♦ The painted outline of a human hand inside a cave on the Indonesian island of Muna represents what researchers are calling the oldest example of rock art in the world, created at least 67,800 years ago. The reddish-colored stenciled image has become faded over time and is barely visible on a cave wall, but nonetheless embodies an early achievement of human creativity as our species spread worldwide after arising in Africa. The people responsible for this rock art, the researchers said, were part of a population that made its way from mainland Asia to the islands of Indonesia, and later may have continued on to Australia.
♦ The hand stencil was discovered in a limestone cave called Liang Metanduno on Muna, a satellite island off the southeastern peninsula of the large island of Sulawesi east of Borneo. The researchers determined the minimum age of the image by analyzing small amounts of the element uranium in mineral layers that gradually formed atop the pigment.

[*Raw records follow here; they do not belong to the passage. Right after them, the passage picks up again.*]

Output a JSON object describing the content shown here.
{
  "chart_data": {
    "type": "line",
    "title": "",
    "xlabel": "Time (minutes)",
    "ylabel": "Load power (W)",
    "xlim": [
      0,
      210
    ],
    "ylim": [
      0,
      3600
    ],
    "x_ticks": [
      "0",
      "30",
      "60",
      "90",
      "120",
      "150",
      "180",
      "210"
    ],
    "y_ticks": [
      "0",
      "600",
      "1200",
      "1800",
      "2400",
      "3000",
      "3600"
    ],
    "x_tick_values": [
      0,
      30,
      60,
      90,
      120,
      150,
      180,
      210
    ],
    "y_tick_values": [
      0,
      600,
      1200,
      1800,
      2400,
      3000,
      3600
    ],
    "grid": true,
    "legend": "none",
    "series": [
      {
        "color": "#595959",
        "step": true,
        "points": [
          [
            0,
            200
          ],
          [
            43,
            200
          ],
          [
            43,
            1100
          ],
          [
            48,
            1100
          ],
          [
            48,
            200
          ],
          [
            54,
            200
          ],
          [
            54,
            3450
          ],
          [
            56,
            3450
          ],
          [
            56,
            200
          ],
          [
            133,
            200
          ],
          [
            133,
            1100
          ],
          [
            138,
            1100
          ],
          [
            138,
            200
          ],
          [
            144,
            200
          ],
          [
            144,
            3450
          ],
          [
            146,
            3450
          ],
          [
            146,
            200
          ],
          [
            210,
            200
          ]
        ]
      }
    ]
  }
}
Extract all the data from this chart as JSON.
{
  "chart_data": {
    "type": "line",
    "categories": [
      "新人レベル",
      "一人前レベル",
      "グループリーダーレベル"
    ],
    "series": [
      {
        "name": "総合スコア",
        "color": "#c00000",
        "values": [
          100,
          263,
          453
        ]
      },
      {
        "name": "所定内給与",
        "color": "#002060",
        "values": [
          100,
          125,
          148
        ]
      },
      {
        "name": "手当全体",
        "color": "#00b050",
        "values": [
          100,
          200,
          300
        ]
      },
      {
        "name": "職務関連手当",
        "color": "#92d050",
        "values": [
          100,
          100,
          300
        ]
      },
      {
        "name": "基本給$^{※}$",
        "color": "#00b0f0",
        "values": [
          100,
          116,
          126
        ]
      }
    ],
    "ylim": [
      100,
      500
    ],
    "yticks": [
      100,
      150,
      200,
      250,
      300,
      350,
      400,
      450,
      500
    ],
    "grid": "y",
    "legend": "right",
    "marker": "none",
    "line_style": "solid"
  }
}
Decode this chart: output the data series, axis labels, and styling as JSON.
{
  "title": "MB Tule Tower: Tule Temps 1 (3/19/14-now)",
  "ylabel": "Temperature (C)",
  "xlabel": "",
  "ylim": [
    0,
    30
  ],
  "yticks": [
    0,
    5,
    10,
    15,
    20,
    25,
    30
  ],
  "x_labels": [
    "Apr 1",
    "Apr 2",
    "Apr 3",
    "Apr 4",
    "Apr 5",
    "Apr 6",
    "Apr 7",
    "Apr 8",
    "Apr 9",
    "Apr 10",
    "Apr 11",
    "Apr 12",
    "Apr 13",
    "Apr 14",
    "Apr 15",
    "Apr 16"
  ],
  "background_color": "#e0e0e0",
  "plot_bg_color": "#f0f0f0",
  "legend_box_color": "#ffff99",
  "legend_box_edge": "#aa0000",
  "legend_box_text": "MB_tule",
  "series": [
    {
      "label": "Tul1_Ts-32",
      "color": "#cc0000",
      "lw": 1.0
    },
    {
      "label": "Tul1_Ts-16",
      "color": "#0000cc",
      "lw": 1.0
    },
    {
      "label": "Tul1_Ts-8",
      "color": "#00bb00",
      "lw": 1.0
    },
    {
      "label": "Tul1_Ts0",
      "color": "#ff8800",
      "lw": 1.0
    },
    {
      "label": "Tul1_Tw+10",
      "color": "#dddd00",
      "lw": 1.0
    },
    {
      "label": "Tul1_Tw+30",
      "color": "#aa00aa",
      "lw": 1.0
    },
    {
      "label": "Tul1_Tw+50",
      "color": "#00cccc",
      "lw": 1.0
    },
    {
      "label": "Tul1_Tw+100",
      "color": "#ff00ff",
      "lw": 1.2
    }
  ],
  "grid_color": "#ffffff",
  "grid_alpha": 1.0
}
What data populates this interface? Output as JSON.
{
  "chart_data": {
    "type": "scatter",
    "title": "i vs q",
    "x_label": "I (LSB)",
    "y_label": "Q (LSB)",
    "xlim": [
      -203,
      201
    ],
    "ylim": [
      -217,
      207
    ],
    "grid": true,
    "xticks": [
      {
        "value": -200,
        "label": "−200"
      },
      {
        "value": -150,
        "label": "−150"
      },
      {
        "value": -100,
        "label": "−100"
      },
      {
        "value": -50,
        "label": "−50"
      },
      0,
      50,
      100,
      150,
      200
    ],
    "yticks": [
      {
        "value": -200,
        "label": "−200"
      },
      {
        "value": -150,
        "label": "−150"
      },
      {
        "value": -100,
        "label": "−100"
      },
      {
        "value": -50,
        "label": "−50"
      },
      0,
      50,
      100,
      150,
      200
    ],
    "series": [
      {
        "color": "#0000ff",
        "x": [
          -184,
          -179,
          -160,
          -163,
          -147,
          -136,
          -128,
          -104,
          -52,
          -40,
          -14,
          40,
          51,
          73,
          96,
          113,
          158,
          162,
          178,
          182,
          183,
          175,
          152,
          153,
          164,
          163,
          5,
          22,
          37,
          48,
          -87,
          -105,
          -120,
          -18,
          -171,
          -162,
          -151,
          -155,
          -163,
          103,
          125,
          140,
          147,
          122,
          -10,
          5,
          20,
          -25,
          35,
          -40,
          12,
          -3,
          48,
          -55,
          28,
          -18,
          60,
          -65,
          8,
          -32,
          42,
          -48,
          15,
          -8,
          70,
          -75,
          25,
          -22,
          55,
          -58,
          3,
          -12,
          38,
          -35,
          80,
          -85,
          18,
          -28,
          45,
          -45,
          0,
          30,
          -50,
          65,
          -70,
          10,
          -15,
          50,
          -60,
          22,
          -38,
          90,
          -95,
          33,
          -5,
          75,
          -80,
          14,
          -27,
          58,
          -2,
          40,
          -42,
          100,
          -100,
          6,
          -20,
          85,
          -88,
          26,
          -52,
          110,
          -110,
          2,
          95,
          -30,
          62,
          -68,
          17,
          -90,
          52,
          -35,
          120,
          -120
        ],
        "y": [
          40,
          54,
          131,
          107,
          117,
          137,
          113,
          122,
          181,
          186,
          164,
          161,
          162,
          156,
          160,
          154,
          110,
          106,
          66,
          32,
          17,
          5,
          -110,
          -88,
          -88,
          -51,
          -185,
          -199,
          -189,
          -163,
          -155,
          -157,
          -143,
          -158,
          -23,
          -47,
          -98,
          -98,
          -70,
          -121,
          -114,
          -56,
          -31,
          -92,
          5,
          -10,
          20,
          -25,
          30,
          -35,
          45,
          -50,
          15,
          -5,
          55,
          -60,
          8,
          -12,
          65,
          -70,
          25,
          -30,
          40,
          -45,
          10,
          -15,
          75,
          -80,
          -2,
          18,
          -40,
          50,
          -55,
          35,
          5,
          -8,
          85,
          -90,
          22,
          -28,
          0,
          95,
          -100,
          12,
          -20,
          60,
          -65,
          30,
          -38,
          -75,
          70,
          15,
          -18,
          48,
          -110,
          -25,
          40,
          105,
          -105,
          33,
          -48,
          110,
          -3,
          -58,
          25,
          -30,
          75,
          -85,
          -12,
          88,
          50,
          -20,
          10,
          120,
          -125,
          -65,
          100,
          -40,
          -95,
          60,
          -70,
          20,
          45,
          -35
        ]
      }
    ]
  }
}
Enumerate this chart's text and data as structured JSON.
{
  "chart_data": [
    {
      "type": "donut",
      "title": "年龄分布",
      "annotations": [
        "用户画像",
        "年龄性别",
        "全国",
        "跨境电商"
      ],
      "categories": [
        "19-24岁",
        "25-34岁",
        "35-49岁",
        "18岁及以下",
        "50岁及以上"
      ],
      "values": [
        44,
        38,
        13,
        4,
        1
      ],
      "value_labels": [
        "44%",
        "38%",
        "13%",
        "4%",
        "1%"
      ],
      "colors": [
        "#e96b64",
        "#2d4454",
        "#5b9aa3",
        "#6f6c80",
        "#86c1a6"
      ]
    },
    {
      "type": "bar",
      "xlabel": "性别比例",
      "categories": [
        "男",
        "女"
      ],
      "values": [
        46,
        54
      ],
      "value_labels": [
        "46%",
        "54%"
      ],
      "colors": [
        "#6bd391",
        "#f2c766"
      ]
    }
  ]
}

♦ The hand stencil is older than a cave painting depicting three human-like figures interacting with a pig dated to at least 51,200 years ago at the Leang Karampuang site in southwestern Sulawesi. It also is older than rock art in the form of a hand stencil at Maltravieso in Spain that dates to around 64,000 years ago and has been attributed to Neanderthals.
♦ While the newly described image was barely discernible, the researchers found nearly identical images in much better shape elsewhere in the area, showing that this design was not a one-time creation. In earlier research in Sulawesi, the researchers also documented images of human figures with animal features, dated to at least 48,000 years ago.